XLN diagnosis should be considered for any male patient presenting with severe congenital neutropenia, confirmed by sequencing the WAS gene focusing on the GTPase-binding domain (8). Some patients may be misdiagnosed due to the diverse clinical features. Additionally, some patients with chronic idiopathic thrombocytopenic purpura undergo splenectomy before genetic diagnosis and confirmation by Western Blot. Early WAS diagnosis is crucial for disease management; hence, we aimed to evaluate WASP expression in suspected patients based on their clinical phenotype using Western Blot analysis. Assessing WASP protein expression can significantly confirm diagnosis in patients with atypical phenotypes and genotypes.
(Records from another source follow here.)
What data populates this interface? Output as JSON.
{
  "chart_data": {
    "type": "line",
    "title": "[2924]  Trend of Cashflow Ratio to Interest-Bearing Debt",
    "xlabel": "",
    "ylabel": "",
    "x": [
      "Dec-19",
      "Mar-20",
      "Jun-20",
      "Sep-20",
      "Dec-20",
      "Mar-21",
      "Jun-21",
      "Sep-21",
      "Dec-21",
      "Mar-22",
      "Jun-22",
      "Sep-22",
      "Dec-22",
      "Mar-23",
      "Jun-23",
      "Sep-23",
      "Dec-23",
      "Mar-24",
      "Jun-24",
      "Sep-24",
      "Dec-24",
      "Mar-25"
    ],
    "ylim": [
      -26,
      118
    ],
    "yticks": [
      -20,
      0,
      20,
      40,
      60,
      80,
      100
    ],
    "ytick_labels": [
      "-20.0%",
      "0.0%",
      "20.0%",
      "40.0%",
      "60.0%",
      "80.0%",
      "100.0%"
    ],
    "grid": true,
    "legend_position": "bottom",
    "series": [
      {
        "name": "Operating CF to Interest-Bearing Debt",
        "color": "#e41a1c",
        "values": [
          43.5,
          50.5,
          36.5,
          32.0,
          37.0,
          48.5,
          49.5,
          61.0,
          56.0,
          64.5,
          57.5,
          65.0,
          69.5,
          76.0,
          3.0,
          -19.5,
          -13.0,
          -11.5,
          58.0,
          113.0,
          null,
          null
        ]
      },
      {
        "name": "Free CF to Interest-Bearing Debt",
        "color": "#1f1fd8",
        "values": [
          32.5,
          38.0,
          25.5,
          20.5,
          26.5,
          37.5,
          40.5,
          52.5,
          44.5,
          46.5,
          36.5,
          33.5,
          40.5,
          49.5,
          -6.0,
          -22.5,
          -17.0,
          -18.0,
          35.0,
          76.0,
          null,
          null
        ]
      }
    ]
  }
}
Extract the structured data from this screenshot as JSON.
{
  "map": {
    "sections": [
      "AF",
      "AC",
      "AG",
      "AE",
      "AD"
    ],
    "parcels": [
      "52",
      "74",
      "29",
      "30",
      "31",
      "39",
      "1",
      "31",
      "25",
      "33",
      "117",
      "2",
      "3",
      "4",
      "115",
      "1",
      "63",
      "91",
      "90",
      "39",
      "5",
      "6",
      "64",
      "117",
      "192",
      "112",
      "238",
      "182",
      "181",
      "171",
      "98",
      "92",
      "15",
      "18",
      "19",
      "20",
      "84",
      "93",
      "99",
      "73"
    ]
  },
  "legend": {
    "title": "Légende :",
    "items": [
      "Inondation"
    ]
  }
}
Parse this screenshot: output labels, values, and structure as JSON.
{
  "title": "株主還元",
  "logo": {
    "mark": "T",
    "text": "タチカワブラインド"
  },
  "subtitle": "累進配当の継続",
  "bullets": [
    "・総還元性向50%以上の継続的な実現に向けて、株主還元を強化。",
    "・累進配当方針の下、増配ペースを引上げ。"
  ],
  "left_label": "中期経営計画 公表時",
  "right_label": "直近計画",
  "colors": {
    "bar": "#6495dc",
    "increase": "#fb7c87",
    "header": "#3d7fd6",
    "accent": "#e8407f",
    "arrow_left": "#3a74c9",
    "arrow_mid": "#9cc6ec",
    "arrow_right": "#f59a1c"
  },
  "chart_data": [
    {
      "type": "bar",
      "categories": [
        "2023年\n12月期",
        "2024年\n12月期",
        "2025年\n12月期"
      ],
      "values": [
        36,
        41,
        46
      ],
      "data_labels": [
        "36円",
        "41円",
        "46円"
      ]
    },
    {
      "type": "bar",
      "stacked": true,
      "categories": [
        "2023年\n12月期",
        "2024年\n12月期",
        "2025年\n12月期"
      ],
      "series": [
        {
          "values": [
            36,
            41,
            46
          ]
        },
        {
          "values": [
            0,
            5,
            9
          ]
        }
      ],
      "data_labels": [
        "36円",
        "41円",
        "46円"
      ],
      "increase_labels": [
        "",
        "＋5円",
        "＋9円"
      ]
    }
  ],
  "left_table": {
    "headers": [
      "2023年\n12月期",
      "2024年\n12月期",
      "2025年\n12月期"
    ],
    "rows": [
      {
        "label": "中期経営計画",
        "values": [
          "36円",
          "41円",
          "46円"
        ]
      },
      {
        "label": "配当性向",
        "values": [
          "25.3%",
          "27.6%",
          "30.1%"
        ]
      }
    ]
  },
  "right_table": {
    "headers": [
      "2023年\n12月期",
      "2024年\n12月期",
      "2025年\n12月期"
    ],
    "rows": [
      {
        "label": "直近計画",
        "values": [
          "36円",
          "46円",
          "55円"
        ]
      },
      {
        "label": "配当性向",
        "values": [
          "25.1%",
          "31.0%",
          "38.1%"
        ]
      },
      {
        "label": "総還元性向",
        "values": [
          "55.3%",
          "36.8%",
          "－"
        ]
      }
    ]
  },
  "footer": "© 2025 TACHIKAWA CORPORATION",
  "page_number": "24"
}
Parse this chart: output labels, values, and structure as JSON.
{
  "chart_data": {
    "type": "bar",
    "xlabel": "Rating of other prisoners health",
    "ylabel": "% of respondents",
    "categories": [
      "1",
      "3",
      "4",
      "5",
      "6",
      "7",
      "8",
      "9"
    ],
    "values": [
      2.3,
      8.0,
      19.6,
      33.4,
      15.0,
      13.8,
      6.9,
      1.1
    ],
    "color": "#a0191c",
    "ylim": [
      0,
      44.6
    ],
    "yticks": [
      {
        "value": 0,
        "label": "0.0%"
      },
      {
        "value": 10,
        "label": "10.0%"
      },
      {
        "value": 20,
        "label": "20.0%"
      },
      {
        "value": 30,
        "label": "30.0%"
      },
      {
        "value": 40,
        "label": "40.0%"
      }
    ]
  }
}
Detecting abnormal protein expression in patients with benign or uncertain significance mutations in genetic tests, alongside WAS diagnosis and potential treatment advancements, will identify new disease-associated variants.
Given the importance of measuring WASP expression levels for accurate diagnosis and treatment decisions, particularly in patients with novel mutations identified through genetic screening, we propose to evaluate WASP expression using the WAS/XLN diagnostic panel. This study aims to improve our understanding of the molecular basis of WAS and XLN, thereby enhancing diagnostic precision and informing treatment strategies.